Bootstrap with a synthesizer: feed RAGAS or a custom prompt your corpus and have an LLM generate (question, answer, source_chunks) tuples, then hand-review and edit. 200–500 high-quality examples beats 5,000 noisy ones. Stratify across question types (factoid, multi-hop, comparison, "no answer") and document types so a single bad slice can't dominate the score. Keep a separate "regression set" of every real-world bad answer a customer reported — those are the cases that actually matter.

Where in CI does the eval run, and what does it block?

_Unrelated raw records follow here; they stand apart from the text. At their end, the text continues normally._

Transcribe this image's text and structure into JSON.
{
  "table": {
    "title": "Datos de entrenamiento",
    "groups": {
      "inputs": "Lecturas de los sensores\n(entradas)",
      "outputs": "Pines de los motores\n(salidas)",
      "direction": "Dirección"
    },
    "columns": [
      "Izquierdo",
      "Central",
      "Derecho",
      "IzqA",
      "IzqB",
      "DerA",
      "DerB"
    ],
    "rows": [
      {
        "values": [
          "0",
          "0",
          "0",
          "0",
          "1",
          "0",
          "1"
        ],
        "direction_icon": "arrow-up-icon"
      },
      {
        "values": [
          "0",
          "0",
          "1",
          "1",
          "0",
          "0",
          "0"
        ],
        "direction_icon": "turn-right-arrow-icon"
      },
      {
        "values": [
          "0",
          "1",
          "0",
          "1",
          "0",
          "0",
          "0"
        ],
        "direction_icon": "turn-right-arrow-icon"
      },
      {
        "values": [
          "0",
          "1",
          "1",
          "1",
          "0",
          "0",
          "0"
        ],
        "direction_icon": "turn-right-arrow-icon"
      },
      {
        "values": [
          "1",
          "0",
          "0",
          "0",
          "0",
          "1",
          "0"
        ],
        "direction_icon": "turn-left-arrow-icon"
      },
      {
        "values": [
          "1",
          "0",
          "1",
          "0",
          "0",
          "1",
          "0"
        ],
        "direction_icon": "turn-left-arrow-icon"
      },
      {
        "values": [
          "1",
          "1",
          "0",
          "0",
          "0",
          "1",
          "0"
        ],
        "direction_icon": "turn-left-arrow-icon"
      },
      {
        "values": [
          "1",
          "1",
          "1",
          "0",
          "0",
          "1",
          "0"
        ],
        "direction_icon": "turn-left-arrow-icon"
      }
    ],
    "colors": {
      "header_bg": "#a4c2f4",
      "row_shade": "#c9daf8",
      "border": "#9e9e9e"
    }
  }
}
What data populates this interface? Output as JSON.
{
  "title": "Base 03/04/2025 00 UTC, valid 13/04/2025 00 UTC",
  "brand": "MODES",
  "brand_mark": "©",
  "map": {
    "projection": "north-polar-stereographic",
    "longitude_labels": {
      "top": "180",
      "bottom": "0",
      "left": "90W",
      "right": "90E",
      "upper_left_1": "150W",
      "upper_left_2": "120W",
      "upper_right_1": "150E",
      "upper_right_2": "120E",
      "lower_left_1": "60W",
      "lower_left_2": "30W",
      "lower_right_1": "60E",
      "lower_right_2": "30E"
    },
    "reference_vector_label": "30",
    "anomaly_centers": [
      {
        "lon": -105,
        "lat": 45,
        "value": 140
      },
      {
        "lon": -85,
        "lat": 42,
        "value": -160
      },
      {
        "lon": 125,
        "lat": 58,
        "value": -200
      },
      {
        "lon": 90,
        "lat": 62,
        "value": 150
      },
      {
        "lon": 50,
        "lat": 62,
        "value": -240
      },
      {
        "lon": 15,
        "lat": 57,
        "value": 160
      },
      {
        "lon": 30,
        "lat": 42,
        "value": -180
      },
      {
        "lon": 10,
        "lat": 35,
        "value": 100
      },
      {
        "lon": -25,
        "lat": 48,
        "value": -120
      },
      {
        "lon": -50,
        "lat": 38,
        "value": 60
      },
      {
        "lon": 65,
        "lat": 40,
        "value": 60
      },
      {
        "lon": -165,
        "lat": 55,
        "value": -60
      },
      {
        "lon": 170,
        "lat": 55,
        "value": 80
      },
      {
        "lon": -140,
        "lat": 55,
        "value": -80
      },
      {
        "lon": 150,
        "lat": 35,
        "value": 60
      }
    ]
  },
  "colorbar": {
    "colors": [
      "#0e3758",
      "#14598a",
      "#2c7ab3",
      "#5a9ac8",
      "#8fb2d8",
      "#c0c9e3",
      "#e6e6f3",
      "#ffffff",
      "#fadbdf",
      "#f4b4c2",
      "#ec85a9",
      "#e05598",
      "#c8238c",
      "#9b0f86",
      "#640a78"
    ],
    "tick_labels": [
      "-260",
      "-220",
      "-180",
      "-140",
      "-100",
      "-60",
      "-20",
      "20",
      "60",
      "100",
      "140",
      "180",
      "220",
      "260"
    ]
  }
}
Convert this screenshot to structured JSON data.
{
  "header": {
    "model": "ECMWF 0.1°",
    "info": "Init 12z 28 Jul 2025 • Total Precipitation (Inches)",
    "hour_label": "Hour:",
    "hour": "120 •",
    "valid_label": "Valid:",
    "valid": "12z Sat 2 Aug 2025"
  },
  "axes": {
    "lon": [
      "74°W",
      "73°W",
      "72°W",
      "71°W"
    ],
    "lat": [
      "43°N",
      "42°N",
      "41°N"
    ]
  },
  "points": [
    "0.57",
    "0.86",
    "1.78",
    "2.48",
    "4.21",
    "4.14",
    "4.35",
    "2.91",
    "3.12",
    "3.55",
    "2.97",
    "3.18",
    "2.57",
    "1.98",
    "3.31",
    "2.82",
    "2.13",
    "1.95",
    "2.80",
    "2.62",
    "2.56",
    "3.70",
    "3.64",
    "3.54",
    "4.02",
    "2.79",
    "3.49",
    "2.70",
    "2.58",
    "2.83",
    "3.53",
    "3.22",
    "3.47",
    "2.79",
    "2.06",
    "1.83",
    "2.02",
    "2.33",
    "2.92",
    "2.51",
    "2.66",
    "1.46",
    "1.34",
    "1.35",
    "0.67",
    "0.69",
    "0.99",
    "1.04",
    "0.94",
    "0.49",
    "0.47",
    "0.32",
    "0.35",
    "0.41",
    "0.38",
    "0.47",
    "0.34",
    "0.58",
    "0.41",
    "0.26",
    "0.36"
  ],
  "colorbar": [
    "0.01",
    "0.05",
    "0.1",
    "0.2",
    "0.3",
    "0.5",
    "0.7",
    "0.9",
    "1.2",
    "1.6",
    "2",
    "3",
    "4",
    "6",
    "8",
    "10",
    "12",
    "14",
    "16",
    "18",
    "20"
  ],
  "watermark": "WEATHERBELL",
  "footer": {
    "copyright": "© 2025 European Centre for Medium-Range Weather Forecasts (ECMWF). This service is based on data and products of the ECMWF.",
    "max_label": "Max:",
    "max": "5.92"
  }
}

I run RAGAS as a GitHub Actions job on every PR that touches the prompts/, retrieval/, or models config directory — gated by path filters so docs PRs don't trigger it. The job loads the gold set, runs the new pipeline, scores all four metrics, and diffs against eval/baseline_scores.json in the repo. Any metric dropping more than 1.5 points fails the check; the dev either fixes the regression or commits a new baseline with a justification in the PR description. Results are uploaded as an artifact so the diff is reviewable.

Why is faithfulness low even when the right context was retrieved?

Usually one of: the prompt doesn't tell the model "answer only from the provided context", so it pads with prior knowledge; the chunks contain conflicting information and the model picks the more popular fact rather than the cited one; or the answer paraphrases so loosely the claim-extractor can't match it back to the source. Fixes in order of effort: tighten the system prompt with explicit "if not in context, say I don't know"; add a re-ranker so the most-supporting chunk is at the top; switch to a larger model — small models hallucinate more even with good context.

How do you handle cost when the eval set grows?

Each RAGAS run is N samples × ~5 LLM calls per sample, so 500 samples on GPT-4o is real money per CI run. Mitigations: use a cheaper judge (GPT-4o-mini or Claude Haiku) for nightly runs, reserve the strong judge for release gates. Sample stratified subsets for PR-level checks (~50 examples) and run the full set on main. Cache judge responses by (sample_id, pipeline_hash) so re-runs on the same code are free. Track $/run as its own CI metric so cost regressions get caught.